Saturday, August 3, 2013

Traps, by MacKenzie Bezos

Traps is the story of four women, each leading a somewhat constricted life that will change over the course of the four days in which the novel takes place. Dana is a veteran who now works in private security in the Los Angeles area; she cannot commit to her lovable boyfriend Ian, who is also a cancer patient. She fears that she is a person who will also do everything best alone. Dana's current assignment is guarding Jessica, an Academy Award-winning actress who is essentially house-bound because of her fear of the paparazzi. This fear is compounded by the fact that her father has several times betrayed her, selling her out for the money the tabloids will pay him if they get a good photo op. Nonetheless, when she finds out her father is in the hospital and his dog has been left alone at his house, she, Dana, and another guard head to Las Vegas to rescue the dog and assess her father's situation.

Meanwhile, 17-year-old Vivian is living in Las Vegas with her twin babies, dependent on occasional prostitution to make ends meet. Her journey begins when the exterminator tells her that the crawl space under her rental house has more spiders than he has ever seen and she and the babies need to get out of the house for awhile. At a diner on the outside Las Vegas, she finds a "help wanted" notice pinned to a bulletin board. She responds to the ad and gets the job helping Lynn, an older woman who operates a dog rescue operation. Lynn is a recovering alcoholic with one hand missing; her social circle seems to be limited to the dogs she cares for.

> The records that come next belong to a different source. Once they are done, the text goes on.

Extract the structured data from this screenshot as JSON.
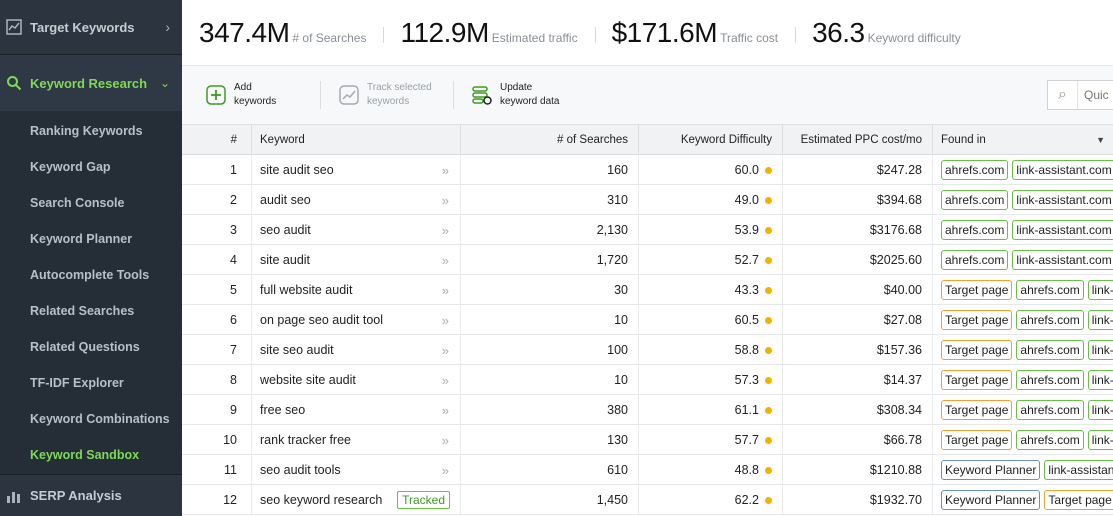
{
  "sidebar": {
    "top_item": "Target Keywords",
    "active_section": "Keyword Research",
    "sub_items": [
      "Ranking Keywords",
      "Keyword Gap",
      "Search Console",
      "Keyword Planner",
      "Autocomplete Tools",
      "Related Searches",
      "Related Questions",
      "TF-IDF Explorer",
      "Keyword Combinations",
      "Keyword Sandbox"
    ],
    "active_sub_item": "Keyword Sandbox",
    "bottom_item": "SERP Analysis"
  },
  "stats": [
    {
      "value": "347.4M",
      "label": "# of Searches"
    },
    {
      "value": "112.9M",
      "label": "Estimated traffic"
    },
    {
      "value": "$171.6M",
      "label": "Traffic cost"
    },
    {
      "value": "36.3",
      "label": "Keyword difficulty"
    }
  ],
  "toolbar": {
    "add_line1": "Add",
    "add_line2": "keywords",
    "track_line1": "Track selected",
    "track_line2": "keywords",
    "update_line1": "Update",
    "update_line2": "keyword data",
    "search_placeholder": "Quic"
  },
  "table": {
    "headers": {
      "num": "#",
      "keyword": "Keyword",
      "searches": "# of Searches",
      "difficulty": "Keyword Difficulty",
      "ppc": "Estimated PPC cost/mo",
      "found": "Found in"
    },
    "rows": [
      {
        "n": "1",
        "kw": "site audit seo",
        "searches": "160",
        "diff": "60.0",
        "ppc": "$247.28",
        "tracked": "",
        "found": [
          {
            "t": "ahrefs.com",
            "c": "green"
          },
          {
            "t": "link-assistant.com",
            "c": "green"
          }
        ]
      },
      {
        "n": "2",
        "kw": "audit seo",
        "searches": "310",
        "diff": "49.0",
        "ppc": "$394.68",
        "tracked": "",
        "found": [
          {
            "t": "ahrefs.com",
            "c": "green"
          },
          {
            "t": "link-assistant.com",
            "c": "green"
          }
        ]
      },
      {
        "n": "3",
        "kw": "seo audit",
        "searches": "2,130",
        "diff": "53.9",
        "ppc": "$3176.68",
        "tracked": "",
        "found": [
          {
            "t": "ahrefs.com",
            "c": "green"
          },
          {
            "t": "link-assistant.com",
            "c": "green"
          }
        ]
      },
      {
        "n": "4",
        "kw": "site audit",
        "searches": "1,720",
        "diff": "52.7",
        "ppc": "$2025.60",
        "tracked": "",
        "found": [
          {
            "t": "ahrefs.com",
            "c": "green"
          },
          {
            "t": "link-assistant.com",
            "c": "green"
          }
        ]
      },
      {
        "n": "5",
        "kw": "full website audit",
        "searches": "30",
        "diff": "43.3",
        "ppc": "$40.00",
        "tracked": "",
        "found": [
          {
            "t": "Target page",
            "c": "orange"
          },
          {
            "t": "ahrefs.com",
            "c": "green"
          },
          {
            "t": "link-assistant.com",
            "c": "green"
          }
        ]
      },
      {
        "n": "6",
        "kw": "on page seo audit tool",
        "searches": "10",
        "diff": "60.5",
        "ppc": "$27.08",
        "tracked": "",
        "found": [
          {
            "t": "Target page",
            "c": "orange"
          },
          {
            "t": "ahrefs.com",
            "c": "green"
          },
          {
            "t": "link-assistant.com",
            "c": "green"
          }
        ]
      },
      {
        "n": "7",
        "kw": "site seo audit",
        "searches": "100",
        "diff": "58.8",
        "ppc": "$157.36",
        "tracked": "",
        "found": [
          {
            "t": "Target page",
            "c": "orange"
          },
          {
            "t": "ahrefs.com",
            "c": "green"
          },
          {
            "t": "link-assistant.com",
            "c": "green"
          }
        ]
      },
      {
        "n": "8",
        "kw": "website site audit",
        "searches": "10",
        "diff": "57.3",
        "ppc": "$14.37",
        "tracked": "",
        "found": [
          {
            "t": "Target page",
            "c": "orange"
          },
          {
            "t": "ahrefs.com",
            "c": "green"
          },
          {
            "t": "link-assistant.com",
            "c": "green"
          }
        ]
      },
      {
        "n": "9",
        "kw": "free seo",
        "searches": "380",
        "diff": "61.1",
        "ppc": "$308.34",
        "tracked": "",
        "found": [
          {
            "t": "Target page",
            "c": "orange"
          },
          {
            "t": "ahrefs.com",
            "c": "green"
          },
          {
            "t": "link-assistant.com",
            "c": "green"
          }
        ]
      },
      {
        "n": "10",
        "kw": "rank tracker free",
        "searches": "130",
        "diff": "57.7",
        "ppc": "$66.78",
        "tracked": "",
        "found": [
          {
            "t": "Target page",
            "c": "orange"
          },
          {
            "t": "ahrefs.com",
            "c": "green"
          },
          {
            "t": "link-assistant.com",
            "c": "green"
          }
        ]
      },
      {
        "n": "11",
        "kw": "seo audit tools",
        "searches": "610",
        "diff": "48.8",
        "ppc": "$1210.88",
        "tracked": "",
        "found": [
          {
            "t": "Keyword Planner",
            "c": "blue"
          },
          {
            "t": "link-assistant.com",
            "c": "green"
          }
        ]
      },
      {
        "n": "12",
        "kw": "seo keyword research",
        "searches": "1,450",
        "diff": "62.2",
        "ppc": "$1932.70",
        "tracked": "Tracked",
        "found": [
          {
            "t": "Keyword Planner",
            "c": "blue"
          },
          {
            "t": "Target page",
            "c": "orange"
          }
        ]
      }
    ]
  },
  "colors": {
    "accent_green": "#7ed957",
    "sidebar_bg": "#252d36",
    "difficulty_dot": "#f0b400",
    "tag_green": "#6abf46",
    "tag_orange": "#f0a030",
    "tag_blue": "#6b8fc9"
  }
}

I don't want to say too much about the events that help the four women see themselves and their futures differently or reveal how the two pairs are eventually linked. Suffice it to say that I found the story uplifting--despite barely making it out of the first chapter, in which Dana is undergoing testing that involves subduing an attacking dog. In fact, there are a few too many dogs in the book--but I enjoyed it nonetheless. Bezos's writing style is not flashy--Geraldine Brooks's jacket blurb described it as having a "chiseled quality," an apt characterization. Traps is a book I'm happy to have read, and I look forward to reading more from this author (who happens to be married to the founder of Amazon, Jeff Bezos).

Favorite passage:
. . . everyone deserves to feel known for the things they choose to offer up themselves.